Surgiam como “terras indígenas” as Vila de Soure (Caucaia), Vila Nova de Arronches (Parangaba), Vila de Mecejana, Vila de Montemor, o novo da América (Pacajús) e Vila Viçosa Real (Na Ibiapaba) seriam elevadas à vilas e suas terras, medidas e delimitadas, seria dada aos "índios".
Esse processo ampliou entre os interessados nas terras dos aldeamentos e a necessidade de deslegitimar as nações indígenas e suas demandas. O decreto de 1863 oficializou a expropriação das terras indígenas à custa de suas existências e a imposição de um silêncio sobre suas etnicidades virou. As “antigas raças” sumiriam para atender ao novo mercado.
Dos marcos temporais às marcas reais
Em todos esses eventos a relação entre o Estado e os povos indígenas se dá em torno da maior das riquezas: a terra. E isso nos leva ao motivador desse texto. Essa breve história dos indígenas e das terras do Ceará foi a recente aprovação do marco temporal.
O projeto muda as regras para demarcação de terras indígenas no país, ao estabelecer que só teriam direito à demarcação de terras os indígenas em territórios ocupados na data da promulgação da CF (5 de outubro de 1988).
Pensemos no Ceará, se o Estado não reconhece a existência destes povos como se fará justiça às ocupações destas terras. Sem direito de existir como seria possível o direito de possuir?
Para muitos brasileiros ser indígena é viver no passado, é somente usar cocar e andar nu, seja na deturpação da imagem do indígena colonial ou na visão romantista idealizado, ingênuo, incapaz e pueril sempre pensamos mais em Iracemas, Peris ou Ubirajaras do que
em nossos Tabepas, Tremembés e outros povos reais. Mais do que marcos do tempo passado podemos aprender com os povos do tempo presente.

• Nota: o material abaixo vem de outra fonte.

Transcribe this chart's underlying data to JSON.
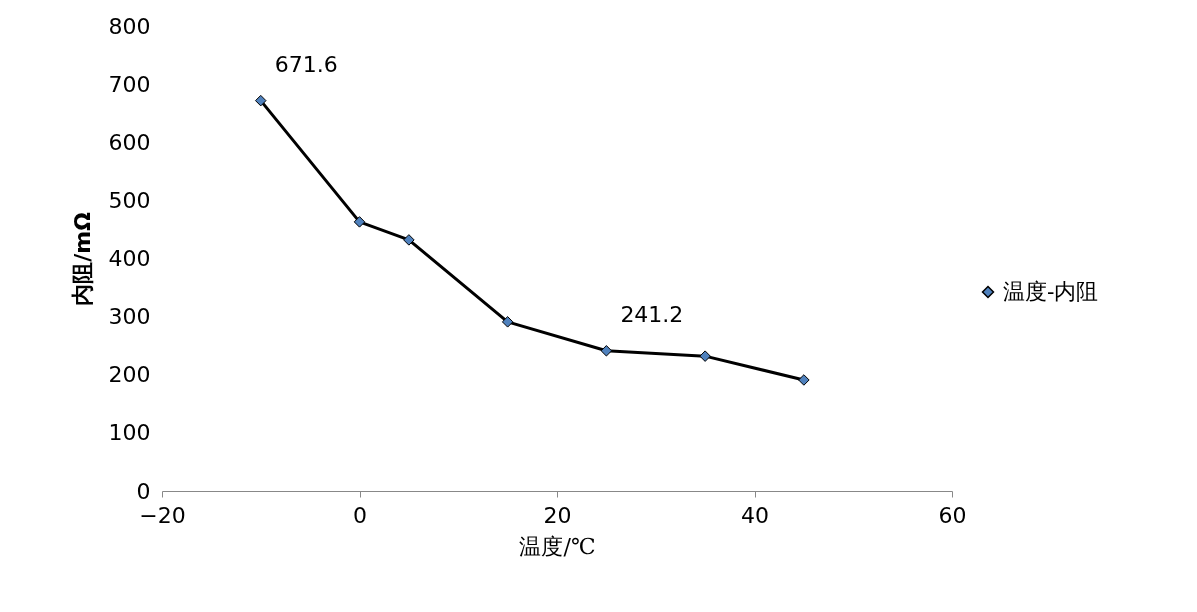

Há 160 anos o Estado dizia que indígenas não existiam, há 10 anos aceitava que sim, os povos indígenas se negaram a sumir, há uma semana só são indígenas os que assim se definiam há 35 anos atrás.
São muitos marcos temporais de uma identidade nacional e regional que é fruto de lutas permanentes e sem tempo previsto para seu fim. Enquanto cearenses podemos ir além de José de Alencar e dos sensos comuns indianistas na hora de pensar sobre nossos povos originários, afinal o tempo mais importante da história é o agora.